From the Guidelines
The management of a rectal abscess requires prompt surgical drainage as the primary treatment. When a patient presents with symptoms such as severe rectal pain, swelling, fever, or purulent discharge, the diagnosis should be confirmed through physical examination including digital rectal exam, as suggested by the WSES-AAST guidelines 1.
Workup
The workup for a rectal abscess includes:
- A focused medical history
- A complete physical examination, including a digital rectal examination, to identify signs of sepsis, systemic infection, or other complications 1
- Laboratory tests, such as complete blood count, serum creatinine, and inflammatory markers, to assess the severity of the infection and the patient's overall condition 1
- Imaging studies, such as MRI or CT scan, may be used in cases of atypical presentation or suspicion of complex anal fistula or perianal Crohn's disease 1
Management
Surgical incision and drainage should be performed as soon as possible, typically under local anesthesia for simple perianal abscesses or regional/general anesthesia for deeper abscesses. The procedure involves:
- Making an incision over the fluctuant area
- Evacuating all purulent material
- Breaking down loculations
- Leaving the wound open to heal by secondary intention Antibiotics are not routinely required for uncomplicated abscesses after adequate drainage but should be considered for patients with systemic symptoms, immunocompromise, extensive cellulitis, or significant comorbidities, as suggested by the WSES-AAST guidelines 1. When indicated, empiric antibiotic coverage should target mixed aerobic and anaerobic flora with options including amoxicillin-clavulanate 875/125 mg orally twice daily for 5-7 days, or trimethoprim-sulfamethoxazole 1-2 DS tablets twice daily plus metronidazole 500 mg orally three times daily for 5-7 days. Post-procedure care includes:
- Sitz baths 2-3 times daily
- Regular dressing changes
- Adequate pain control with acetaminophen or NSAIDs
- Fiber supplementation to avoid constipation Patients should be informed that approximately 30-50% of anorectal abscesses may develop into fistulas requiring additional treatment. Follow-up should be arranged within 1-2 weeks to assess healing and evaluate for fistula formation. Rectal abscesses require drainage because the enclosed purulent material causes tissue destruction through pressure necrosis and bacterial enzymes, and antibiotics alone cannot adequately penetrate the abscess cavity. In patients with anorectal abscess and concomitant fistula, fistulotomy at the time of abscess drainage is only recommended for low fistulas not involving sphincter muscle, while a loose draining seton should be placed for fistulas involving any sphincter muscle 1.
From the Research
Workup of Rectal Abscess
- The workup of a rectal abscess typically involves a physical examination and a review of the patient's medical history 2, 3.
- Diagnostic tests such as ultrasound, CT scans, or MRI may be used to confirm the diagnosis and determine the extent of the abscess 3.
- Laboratory tests such as blood work and stool samples may be ordered to check for signs of infection or other underlying conditions 2, 4.

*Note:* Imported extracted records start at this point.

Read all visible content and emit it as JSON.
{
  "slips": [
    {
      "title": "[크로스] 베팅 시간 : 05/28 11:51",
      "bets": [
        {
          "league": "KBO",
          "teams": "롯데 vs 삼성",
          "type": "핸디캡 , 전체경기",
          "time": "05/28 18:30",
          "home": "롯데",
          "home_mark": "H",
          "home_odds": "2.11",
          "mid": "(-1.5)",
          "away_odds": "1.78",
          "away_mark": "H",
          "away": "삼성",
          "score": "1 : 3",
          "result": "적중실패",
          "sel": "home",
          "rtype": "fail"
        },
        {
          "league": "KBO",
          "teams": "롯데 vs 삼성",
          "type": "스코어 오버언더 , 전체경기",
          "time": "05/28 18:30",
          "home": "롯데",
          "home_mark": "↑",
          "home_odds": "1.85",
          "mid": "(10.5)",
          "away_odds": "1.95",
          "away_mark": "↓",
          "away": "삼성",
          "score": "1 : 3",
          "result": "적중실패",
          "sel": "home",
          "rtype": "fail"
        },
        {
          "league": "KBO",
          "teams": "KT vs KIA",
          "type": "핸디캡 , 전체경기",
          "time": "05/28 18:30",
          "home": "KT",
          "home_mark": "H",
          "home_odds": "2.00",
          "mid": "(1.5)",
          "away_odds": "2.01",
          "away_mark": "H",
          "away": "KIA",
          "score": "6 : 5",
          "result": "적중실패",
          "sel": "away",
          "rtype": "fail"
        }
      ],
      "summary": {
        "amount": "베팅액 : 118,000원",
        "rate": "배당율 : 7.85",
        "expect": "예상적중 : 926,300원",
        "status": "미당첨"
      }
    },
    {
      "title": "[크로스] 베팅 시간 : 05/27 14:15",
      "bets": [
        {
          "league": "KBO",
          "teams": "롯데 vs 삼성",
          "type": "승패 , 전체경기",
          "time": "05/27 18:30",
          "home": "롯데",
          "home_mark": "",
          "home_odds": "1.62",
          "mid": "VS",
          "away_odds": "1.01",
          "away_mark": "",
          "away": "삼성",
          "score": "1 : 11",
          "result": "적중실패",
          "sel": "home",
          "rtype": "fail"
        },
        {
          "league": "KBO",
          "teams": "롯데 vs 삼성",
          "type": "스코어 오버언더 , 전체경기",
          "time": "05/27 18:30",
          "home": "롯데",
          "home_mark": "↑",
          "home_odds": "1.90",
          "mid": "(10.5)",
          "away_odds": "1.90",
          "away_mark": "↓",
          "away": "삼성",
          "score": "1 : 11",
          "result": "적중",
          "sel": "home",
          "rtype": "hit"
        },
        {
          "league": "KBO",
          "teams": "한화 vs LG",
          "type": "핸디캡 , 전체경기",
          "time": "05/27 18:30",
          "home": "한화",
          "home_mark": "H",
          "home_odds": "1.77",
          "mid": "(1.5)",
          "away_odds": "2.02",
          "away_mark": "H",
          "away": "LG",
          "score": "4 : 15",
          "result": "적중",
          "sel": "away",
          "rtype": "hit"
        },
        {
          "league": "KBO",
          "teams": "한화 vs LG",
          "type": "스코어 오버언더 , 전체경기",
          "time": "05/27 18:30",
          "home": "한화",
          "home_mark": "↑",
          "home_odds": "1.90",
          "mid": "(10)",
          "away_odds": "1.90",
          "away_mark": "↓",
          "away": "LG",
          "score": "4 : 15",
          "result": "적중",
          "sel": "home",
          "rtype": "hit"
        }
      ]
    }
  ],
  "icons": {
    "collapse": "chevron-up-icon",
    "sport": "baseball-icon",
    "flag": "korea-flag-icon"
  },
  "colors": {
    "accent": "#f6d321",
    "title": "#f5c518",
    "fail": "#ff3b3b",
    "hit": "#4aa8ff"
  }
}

Management of Rectal Abscess
- The primary treatment for a rectal abscess is incision and drainage, which involves surgically draining the abscess to relieve symptoms and prevent further complications 2, 3, 4.

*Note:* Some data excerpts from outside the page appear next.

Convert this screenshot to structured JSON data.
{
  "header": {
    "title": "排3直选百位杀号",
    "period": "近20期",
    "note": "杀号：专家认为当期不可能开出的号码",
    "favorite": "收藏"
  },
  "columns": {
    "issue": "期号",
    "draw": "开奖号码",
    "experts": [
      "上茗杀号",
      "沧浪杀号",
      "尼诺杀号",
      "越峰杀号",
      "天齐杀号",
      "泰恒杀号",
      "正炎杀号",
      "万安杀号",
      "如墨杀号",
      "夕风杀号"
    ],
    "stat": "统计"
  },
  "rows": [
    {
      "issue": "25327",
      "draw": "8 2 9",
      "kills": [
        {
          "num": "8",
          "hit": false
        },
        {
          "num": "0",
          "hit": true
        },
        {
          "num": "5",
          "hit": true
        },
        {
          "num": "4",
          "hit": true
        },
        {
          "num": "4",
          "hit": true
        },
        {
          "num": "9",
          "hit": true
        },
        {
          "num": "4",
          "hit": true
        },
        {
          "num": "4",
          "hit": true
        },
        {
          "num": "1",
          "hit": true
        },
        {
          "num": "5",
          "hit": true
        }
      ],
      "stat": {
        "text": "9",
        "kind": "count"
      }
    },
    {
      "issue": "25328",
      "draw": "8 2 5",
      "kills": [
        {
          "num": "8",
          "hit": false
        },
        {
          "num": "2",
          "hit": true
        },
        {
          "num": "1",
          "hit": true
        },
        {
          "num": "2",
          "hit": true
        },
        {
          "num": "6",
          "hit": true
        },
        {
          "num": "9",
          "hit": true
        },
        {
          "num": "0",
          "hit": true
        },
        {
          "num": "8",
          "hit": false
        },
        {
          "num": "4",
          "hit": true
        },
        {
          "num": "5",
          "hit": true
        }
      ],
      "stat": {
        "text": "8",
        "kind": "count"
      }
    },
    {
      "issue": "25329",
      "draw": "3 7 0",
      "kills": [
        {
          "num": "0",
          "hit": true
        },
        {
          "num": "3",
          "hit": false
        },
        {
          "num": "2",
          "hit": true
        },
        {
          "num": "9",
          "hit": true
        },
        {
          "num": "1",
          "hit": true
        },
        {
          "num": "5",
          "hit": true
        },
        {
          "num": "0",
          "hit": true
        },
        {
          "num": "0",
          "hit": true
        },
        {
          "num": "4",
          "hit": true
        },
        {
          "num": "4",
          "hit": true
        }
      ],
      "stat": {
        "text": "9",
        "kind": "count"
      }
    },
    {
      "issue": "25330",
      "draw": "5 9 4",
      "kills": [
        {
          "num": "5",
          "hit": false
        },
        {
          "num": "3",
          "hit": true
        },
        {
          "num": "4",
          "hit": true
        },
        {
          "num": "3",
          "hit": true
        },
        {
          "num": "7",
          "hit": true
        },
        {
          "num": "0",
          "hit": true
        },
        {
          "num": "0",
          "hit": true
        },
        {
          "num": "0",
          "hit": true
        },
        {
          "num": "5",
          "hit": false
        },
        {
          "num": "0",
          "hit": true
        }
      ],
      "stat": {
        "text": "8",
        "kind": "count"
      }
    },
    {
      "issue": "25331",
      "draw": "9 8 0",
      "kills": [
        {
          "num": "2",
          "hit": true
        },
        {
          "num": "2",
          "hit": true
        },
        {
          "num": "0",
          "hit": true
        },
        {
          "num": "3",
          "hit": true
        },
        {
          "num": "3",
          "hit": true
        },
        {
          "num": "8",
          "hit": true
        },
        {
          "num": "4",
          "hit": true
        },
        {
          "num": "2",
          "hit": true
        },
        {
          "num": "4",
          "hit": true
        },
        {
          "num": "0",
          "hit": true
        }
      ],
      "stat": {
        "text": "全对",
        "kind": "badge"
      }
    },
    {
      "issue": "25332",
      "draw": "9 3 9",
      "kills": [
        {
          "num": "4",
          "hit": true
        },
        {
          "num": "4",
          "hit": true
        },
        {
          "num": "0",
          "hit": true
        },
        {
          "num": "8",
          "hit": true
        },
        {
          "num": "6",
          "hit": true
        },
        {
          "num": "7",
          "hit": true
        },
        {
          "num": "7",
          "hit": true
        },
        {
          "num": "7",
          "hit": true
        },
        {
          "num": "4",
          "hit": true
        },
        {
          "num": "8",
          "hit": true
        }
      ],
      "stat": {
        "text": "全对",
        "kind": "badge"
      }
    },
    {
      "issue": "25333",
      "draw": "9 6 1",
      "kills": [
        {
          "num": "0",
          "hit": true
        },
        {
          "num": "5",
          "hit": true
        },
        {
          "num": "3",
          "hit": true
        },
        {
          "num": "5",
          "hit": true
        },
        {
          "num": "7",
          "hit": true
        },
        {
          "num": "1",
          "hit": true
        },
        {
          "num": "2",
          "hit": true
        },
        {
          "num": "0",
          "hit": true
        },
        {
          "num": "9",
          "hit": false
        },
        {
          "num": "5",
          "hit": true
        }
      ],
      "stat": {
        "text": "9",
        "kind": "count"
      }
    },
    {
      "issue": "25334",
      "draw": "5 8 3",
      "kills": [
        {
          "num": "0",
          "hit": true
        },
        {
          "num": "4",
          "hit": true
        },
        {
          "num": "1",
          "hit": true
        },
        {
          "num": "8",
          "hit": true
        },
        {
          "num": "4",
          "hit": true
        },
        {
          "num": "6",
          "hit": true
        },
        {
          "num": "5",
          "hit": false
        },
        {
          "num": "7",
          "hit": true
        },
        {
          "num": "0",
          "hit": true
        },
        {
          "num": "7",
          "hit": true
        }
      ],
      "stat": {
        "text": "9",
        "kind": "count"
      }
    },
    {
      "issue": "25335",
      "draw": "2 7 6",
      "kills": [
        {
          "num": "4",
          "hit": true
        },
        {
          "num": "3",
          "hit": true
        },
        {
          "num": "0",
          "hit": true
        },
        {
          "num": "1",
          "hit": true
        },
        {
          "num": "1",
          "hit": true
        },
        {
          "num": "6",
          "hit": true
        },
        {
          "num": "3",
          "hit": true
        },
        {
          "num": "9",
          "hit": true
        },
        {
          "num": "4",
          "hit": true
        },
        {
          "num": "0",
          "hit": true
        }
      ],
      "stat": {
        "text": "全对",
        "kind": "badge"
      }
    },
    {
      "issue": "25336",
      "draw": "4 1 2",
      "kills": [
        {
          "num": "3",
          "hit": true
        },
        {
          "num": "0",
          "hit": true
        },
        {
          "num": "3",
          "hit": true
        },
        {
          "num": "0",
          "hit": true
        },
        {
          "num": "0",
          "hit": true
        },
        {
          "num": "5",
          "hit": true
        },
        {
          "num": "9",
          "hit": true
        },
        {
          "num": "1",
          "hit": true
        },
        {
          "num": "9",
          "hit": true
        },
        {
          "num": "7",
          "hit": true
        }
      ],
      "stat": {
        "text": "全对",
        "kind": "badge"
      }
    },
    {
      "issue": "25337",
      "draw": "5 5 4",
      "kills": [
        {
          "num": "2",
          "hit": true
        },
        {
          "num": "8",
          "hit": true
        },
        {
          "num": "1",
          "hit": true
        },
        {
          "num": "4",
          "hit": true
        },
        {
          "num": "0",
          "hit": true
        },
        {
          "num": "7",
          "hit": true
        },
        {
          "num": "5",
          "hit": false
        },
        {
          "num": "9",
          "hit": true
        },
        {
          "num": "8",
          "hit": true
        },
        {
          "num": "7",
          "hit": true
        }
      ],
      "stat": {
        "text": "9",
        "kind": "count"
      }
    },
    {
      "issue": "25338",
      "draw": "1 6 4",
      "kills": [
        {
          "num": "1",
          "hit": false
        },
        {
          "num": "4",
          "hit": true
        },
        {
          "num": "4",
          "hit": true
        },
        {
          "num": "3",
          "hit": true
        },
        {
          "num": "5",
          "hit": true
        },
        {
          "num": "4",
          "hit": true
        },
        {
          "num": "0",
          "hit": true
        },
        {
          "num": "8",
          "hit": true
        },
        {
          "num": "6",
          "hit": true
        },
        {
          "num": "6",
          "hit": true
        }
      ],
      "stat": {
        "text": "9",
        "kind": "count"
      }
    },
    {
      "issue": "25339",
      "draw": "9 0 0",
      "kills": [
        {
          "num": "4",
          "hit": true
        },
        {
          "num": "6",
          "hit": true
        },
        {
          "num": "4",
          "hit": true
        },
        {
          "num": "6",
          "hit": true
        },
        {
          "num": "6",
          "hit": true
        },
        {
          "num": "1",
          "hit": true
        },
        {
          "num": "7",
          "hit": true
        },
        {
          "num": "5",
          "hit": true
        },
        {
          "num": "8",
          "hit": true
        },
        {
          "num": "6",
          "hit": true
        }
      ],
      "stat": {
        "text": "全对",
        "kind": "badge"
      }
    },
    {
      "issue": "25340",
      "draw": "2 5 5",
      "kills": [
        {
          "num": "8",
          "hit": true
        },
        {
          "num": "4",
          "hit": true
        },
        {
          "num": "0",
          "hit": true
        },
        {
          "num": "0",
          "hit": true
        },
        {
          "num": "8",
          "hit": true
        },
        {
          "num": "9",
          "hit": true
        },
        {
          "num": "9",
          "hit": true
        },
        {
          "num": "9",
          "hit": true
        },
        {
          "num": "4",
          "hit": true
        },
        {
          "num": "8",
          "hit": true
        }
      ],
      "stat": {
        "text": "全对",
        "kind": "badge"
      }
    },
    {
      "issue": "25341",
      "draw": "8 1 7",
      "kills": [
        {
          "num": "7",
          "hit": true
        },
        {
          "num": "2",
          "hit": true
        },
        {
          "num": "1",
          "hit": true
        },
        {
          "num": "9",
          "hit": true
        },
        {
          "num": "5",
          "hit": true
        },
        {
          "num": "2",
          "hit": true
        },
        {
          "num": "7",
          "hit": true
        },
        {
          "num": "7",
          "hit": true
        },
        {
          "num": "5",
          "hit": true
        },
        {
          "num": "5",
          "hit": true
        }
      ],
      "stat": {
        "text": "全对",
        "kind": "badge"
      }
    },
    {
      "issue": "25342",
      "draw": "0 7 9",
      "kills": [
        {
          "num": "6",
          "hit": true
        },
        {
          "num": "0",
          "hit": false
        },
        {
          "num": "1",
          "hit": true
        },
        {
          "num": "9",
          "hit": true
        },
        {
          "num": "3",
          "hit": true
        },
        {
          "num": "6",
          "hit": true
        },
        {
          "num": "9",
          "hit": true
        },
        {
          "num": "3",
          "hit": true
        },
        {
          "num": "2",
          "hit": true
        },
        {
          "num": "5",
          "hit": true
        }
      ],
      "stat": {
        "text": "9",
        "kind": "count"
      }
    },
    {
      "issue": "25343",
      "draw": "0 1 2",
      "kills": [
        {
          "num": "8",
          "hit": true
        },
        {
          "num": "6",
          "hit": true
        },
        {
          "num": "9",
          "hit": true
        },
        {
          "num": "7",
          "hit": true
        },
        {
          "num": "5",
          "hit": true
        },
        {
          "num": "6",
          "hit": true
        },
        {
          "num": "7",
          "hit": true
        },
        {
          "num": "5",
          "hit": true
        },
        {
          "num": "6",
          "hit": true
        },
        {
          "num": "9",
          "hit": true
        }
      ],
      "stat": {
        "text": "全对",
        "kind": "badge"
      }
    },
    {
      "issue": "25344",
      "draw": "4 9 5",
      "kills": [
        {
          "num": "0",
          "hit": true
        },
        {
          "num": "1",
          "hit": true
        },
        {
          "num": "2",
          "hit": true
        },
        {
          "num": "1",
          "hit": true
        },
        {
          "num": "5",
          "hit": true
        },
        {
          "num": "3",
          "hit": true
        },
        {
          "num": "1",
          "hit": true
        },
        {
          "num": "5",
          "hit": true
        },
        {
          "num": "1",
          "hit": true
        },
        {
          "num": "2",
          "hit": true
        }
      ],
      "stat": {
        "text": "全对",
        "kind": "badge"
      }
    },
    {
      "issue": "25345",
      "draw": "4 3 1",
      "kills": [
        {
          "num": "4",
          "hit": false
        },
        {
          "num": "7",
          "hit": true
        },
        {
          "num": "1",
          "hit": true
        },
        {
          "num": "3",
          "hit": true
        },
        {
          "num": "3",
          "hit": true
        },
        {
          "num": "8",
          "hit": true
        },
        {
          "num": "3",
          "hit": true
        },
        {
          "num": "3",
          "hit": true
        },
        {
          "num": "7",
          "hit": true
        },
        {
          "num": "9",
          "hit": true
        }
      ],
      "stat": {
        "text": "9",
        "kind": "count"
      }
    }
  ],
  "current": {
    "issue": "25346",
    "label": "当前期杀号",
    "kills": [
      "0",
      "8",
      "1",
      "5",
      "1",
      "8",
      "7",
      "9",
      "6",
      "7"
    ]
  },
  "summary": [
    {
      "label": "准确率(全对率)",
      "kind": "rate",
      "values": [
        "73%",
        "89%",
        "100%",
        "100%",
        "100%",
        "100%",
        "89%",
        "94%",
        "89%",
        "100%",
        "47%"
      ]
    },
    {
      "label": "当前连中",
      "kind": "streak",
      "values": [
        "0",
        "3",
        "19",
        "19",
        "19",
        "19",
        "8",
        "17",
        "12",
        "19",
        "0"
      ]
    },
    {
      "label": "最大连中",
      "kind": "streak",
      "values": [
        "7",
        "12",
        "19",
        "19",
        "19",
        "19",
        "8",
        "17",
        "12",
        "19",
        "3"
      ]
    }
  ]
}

- Antibiotics may be prescribed to help prevent infection and promote healing, although their use is controversial and may depend on the individual case 2, 5.
- In some cases, a fistula may form after the abscess has been drained, which may require additional treatment such as fistulotomy or other surgical procedures 3, 4, 6.

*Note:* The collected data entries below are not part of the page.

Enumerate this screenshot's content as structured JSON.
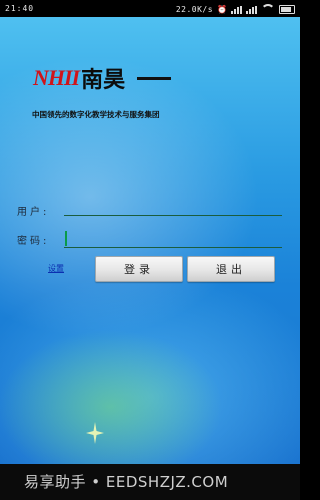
{
  "status_bar": {
    "time": "21:40",
    "net_speed": "22.0K/s"
  },
  "header": {
    "logo_mark": "NHII",
    "logo_name": "南昊",
    "slogan": "中国领先的数字化教学技术与服务集团"
  },
  "form": {
    "user_label": "用户:",
    "user_value": "",
    "password_label": "密码:",
    "password_value": ""
  },
  "links": {
    "settings": "设置"
  },
  "buttons": {
    "login": "登录",
    "exit": "退出"
  },
  "watermark": {
    "text": "易享助手 • EEDSHZJZ.COM",
    "sub": "易享助手"
  },
  "colors": {
    "logo_red": "#d0141a",
    "background_blue": "#2a9be2",
    "link_blue": "#0b2fb0"
  }
}
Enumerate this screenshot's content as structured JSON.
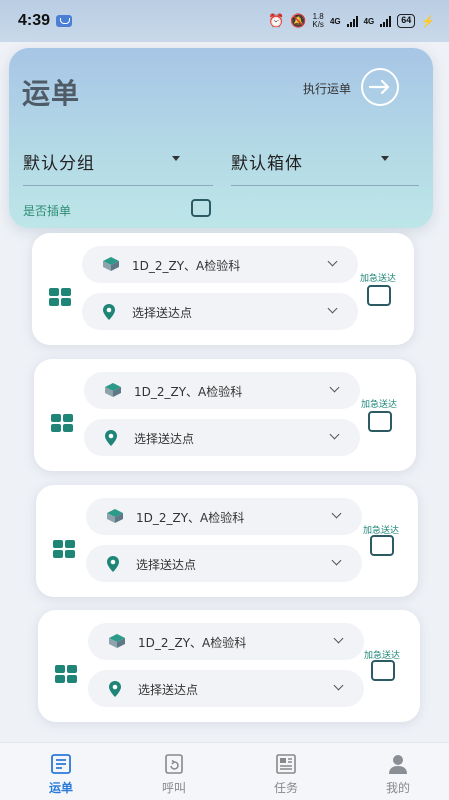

- The management of rectal abscesses and fistulas requires a tailored approach, taking into account the individual patient's needs and the complexity of the condition 3, 4.
Factors Influencing Outcome
- The incidence of fistula formation after drainage of a rectal abscess can be influenced by factors such as the location and size of the abscess, the presence of underlying medical conditions, and the use of antibiotics 2, 5, 6.
- The risk of recurrence and complications can be minimized with proper treatment and follow-up care 3, 4.
- The use of adjuvant antibiotics after incision and drainage of anorectal abscesses may help reduce the incidence of fistula formation, although further research is needed to confirm this 2, 5.